Both Anglo and Latino parents also are concerned about their children’s language skills. Both agree that people who know two languages are better equipped for success than those who know only one. The vast majority of Anglo and Latino parents would like their children to learn Spanish as well as English.

Yet, the results of the Proposition 227 vote definitely suggest, in the least, sharp disagreement over methods. Latino voters rejected the proposition by nearly the same two-to-one margin that Anglo voters supported it.

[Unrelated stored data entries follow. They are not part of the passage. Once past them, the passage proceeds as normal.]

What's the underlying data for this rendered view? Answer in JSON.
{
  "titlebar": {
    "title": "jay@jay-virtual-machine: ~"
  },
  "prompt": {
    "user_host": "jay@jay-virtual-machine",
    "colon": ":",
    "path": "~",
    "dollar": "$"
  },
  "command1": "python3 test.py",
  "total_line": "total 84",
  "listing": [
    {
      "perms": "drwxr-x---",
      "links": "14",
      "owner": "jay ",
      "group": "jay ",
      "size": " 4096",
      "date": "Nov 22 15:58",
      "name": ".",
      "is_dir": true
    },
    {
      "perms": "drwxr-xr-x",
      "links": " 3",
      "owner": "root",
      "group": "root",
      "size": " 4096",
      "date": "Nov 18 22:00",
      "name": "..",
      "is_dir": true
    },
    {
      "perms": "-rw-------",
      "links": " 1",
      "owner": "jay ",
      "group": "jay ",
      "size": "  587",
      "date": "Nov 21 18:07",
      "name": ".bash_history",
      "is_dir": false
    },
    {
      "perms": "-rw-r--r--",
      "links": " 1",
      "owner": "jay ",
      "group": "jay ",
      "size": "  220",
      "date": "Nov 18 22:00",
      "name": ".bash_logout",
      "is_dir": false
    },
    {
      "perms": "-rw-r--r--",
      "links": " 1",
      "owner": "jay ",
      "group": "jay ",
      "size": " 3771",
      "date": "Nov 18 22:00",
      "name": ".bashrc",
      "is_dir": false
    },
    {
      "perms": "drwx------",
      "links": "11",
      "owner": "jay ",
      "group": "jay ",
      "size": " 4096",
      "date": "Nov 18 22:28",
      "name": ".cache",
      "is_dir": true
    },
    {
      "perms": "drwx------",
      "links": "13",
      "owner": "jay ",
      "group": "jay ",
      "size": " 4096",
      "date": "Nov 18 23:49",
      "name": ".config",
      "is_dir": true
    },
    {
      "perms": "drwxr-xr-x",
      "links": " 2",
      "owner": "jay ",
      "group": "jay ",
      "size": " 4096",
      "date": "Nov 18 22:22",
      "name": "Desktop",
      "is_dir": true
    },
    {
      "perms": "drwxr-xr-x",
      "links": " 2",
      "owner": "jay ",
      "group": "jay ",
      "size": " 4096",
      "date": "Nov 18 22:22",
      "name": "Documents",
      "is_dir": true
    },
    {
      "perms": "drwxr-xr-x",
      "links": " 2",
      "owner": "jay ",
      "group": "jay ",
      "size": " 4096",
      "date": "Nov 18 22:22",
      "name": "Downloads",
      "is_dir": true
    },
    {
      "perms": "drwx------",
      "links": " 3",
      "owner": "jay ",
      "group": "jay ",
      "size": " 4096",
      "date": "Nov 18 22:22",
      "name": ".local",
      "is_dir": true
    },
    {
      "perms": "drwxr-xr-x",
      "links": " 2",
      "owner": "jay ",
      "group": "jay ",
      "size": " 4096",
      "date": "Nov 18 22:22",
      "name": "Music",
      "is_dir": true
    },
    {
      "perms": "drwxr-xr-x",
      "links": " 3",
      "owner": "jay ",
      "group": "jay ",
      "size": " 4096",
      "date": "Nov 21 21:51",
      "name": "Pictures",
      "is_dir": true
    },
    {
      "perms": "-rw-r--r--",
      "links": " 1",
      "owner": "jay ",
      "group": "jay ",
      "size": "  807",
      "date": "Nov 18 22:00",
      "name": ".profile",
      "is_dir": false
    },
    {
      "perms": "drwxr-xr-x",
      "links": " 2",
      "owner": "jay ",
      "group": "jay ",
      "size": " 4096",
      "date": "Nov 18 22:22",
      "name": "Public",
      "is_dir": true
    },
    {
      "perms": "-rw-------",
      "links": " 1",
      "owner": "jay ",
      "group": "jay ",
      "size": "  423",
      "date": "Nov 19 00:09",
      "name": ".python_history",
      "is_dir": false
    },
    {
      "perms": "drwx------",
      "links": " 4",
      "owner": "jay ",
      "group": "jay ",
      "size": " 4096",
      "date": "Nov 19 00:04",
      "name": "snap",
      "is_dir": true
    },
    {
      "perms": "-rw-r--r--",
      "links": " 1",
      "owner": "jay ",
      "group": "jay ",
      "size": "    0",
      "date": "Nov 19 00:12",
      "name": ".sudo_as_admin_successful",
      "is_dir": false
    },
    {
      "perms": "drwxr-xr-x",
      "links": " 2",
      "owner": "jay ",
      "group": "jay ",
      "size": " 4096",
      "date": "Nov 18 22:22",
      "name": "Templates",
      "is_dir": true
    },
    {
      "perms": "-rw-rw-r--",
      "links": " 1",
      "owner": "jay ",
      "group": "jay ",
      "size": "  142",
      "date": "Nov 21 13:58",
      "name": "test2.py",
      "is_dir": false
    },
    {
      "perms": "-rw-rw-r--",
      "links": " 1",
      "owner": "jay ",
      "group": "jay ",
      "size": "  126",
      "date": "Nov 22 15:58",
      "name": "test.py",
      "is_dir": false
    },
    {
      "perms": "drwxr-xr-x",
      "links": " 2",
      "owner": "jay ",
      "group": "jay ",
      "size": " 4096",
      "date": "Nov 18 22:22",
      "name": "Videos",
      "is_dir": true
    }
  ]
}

A mutual interest that should bring the two voting groups together--a desire that their children master English and pick up Spanish--is not yet strong enough to overcome Latino fears of discrimination.

There were many factors that may have changed Latinos’ initial support for the proposition into outright rejection, including last-minute ad campaigns and the fact that all four major gubernatorial candidates opposed it. But despite the best efforts of many Latino politicians not to racialize the issue, a majority of Latinos remain sensitive to what they perceive to be “wedge” propositions.

There may be an opportunity here. Most Latino leaders in California represent districts that do not have a Latino majority. To remain successful, they must appeal to the emerging middle ground being staked out by many Anglos and Latinos. The language question may just be the right issue for them to articulate a larger, more comprehensive vision that would build on both Latino and Anglo desires that their children be bilingual. They might begin where one Anglo focus-group participant left off: “I am not saying homogenize. [I’m saying] unify.”